No beating around the bush about this one: we are thrilled to share the news that Lending Club has filed for an initial public offering. The alternative, peer-to-peer lender seeks to raise at least $500 million.
See Lending Club’s S-1 filing at the SEC for yourself here. Forbes reports that Morgan Stanley, Citigroup, and Goldman Sachs will serve as lead underwriters.
The company has been understandably mum as it enters what is known in the business as its post-filing “quiet period.” But in its filing, Lending Club noted a trio of advantages over traditional lenders:
- An innovative marketplace model that efficiently connects the supply and demand of capital
- Online operations that substantially reduce the need for physical infrastructure and improve convenience
- Automation that increases efficiency, reduces manual processes and improves borrower and investor experience
Additionally, the S-1 cited a few choice metrics about the company’s first half of 2014, including:
- Net income: $86.9 million
- Adjusted EBITDA (excluding some non cash charges): $5.9 million
- Profit/(Loss): ($16.5 million)
- Loans originated: $1.8 billion
In seeking to raise $500 million, Lending Club could become one of the “biggest ever stock market debuts”
according to the New York Times DealBook. Lending Club has financed more than $5 billion in loans and paid investors more than $490 million in interest since inception. DealBook notes that the Lending Club prospectus does leave a few questions unanswered such as the price range for Lending Club shares, and the exchange on which the shares will trade.

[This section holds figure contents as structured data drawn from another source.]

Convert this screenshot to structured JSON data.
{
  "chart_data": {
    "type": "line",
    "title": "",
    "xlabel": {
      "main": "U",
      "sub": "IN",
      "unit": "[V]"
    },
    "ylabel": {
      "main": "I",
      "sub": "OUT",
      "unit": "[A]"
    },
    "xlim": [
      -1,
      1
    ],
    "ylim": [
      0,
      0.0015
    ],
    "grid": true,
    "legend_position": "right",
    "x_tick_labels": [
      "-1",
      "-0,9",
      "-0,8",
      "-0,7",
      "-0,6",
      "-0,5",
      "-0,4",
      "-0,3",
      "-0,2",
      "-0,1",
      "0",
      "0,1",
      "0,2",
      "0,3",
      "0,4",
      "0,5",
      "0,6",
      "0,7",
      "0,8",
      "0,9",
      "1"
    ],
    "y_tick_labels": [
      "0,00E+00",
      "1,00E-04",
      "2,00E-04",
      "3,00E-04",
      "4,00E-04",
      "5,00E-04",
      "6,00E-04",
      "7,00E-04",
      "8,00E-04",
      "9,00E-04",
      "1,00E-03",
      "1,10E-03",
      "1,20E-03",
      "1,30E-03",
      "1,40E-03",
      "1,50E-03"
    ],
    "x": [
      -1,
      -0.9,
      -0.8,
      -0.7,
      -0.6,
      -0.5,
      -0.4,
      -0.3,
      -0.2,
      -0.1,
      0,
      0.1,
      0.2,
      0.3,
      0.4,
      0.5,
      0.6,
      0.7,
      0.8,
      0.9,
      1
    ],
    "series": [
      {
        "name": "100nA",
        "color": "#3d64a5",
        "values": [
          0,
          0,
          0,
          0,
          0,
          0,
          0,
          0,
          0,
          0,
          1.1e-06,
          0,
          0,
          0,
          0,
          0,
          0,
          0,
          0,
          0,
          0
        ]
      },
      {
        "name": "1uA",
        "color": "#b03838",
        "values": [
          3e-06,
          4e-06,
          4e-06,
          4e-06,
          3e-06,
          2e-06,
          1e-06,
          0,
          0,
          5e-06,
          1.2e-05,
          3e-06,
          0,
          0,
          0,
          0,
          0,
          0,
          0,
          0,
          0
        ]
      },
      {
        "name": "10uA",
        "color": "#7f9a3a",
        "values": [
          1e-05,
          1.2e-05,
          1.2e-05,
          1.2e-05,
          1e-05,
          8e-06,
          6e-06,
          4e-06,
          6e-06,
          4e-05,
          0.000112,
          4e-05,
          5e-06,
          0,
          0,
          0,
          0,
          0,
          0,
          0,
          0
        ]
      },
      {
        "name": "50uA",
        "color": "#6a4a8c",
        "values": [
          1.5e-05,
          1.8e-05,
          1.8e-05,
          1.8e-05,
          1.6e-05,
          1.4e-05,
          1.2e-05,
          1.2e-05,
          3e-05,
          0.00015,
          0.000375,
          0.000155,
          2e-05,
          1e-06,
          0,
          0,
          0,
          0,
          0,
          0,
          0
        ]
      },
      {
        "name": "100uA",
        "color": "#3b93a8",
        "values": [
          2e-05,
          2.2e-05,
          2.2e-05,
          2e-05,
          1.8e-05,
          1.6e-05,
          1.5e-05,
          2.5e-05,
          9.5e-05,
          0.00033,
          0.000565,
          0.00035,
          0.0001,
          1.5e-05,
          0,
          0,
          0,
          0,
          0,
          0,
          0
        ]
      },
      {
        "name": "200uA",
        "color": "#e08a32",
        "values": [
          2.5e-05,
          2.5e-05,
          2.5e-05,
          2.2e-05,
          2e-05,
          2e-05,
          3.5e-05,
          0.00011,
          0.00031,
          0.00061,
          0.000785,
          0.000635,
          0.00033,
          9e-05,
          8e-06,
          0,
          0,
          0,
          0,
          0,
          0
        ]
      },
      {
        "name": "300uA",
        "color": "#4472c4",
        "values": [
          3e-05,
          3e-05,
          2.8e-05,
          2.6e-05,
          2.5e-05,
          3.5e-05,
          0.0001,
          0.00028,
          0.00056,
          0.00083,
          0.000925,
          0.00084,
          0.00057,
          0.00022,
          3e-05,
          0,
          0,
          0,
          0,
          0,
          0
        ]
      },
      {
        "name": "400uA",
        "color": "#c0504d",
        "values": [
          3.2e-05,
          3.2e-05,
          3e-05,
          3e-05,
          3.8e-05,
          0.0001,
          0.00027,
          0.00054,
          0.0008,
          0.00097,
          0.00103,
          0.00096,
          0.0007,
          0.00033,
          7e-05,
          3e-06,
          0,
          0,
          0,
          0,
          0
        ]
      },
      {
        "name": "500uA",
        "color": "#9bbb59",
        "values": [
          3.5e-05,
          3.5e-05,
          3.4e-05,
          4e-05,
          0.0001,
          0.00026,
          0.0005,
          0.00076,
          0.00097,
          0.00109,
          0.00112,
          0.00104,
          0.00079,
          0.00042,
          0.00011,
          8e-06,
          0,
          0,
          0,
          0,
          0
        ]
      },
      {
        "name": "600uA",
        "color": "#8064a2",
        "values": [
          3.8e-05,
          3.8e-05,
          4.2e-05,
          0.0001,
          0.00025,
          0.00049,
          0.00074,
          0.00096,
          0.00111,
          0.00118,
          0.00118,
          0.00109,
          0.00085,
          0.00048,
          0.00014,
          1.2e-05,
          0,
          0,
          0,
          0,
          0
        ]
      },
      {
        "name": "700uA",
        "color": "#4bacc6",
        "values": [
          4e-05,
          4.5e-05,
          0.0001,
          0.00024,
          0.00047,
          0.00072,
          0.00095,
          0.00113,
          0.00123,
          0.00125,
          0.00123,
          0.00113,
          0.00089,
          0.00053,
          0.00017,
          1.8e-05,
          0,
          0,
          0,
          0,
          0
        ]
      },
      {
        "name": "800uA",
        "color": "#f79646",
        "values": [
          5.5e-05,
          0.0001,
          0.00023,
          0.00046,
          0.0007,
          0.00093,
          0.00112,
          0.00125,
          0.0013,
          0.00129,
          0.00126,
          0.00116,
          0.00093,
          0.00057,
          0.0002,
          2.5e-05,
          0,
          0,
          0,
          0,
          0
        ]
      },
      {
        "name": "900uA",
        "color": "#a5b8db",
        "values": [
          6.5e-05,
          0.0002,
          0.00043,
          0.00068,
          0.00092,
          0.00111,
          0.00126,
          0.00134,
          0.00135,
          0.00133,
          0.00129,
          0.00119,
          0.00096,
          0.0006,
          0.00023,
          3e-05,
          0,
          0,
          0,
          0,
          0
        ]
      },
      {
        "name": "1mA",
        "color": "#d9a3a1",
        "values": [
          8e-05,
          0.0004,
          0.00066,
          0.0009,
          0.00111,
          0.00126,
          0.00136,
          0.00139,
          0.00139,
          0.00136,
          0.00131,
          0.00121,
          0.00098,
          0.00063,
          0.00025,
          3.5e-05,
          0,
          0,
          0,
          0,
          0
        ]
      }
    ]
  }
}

For its part, Forbes’ coverage of the announcement includes excerpts from a spring interview with Laplanche in which the CEO explains both how Lending Club works and how he ensures that the “best loans” are not cherry-picked by savvy investors. “There are no best loans,” Laplanche said. “If we do our job well – and I believe we do, there is no loan that is better than others.”
You can check out our 2012 interview with Laplanche
here.
Lending Club is the fourth Finovate alum to file for an IPO. Q2
went public in March. Cachet Financial Solutions and Yodlee made their IPO filings in
early and
late July, respectively. As one of the oldest Finovate alums, Lending Club participated in both our
inaugural Finovate event in 2007 and again at
FinovateStartup 2009. The company is headquartered in San Francisco, California, and was founded in 2007.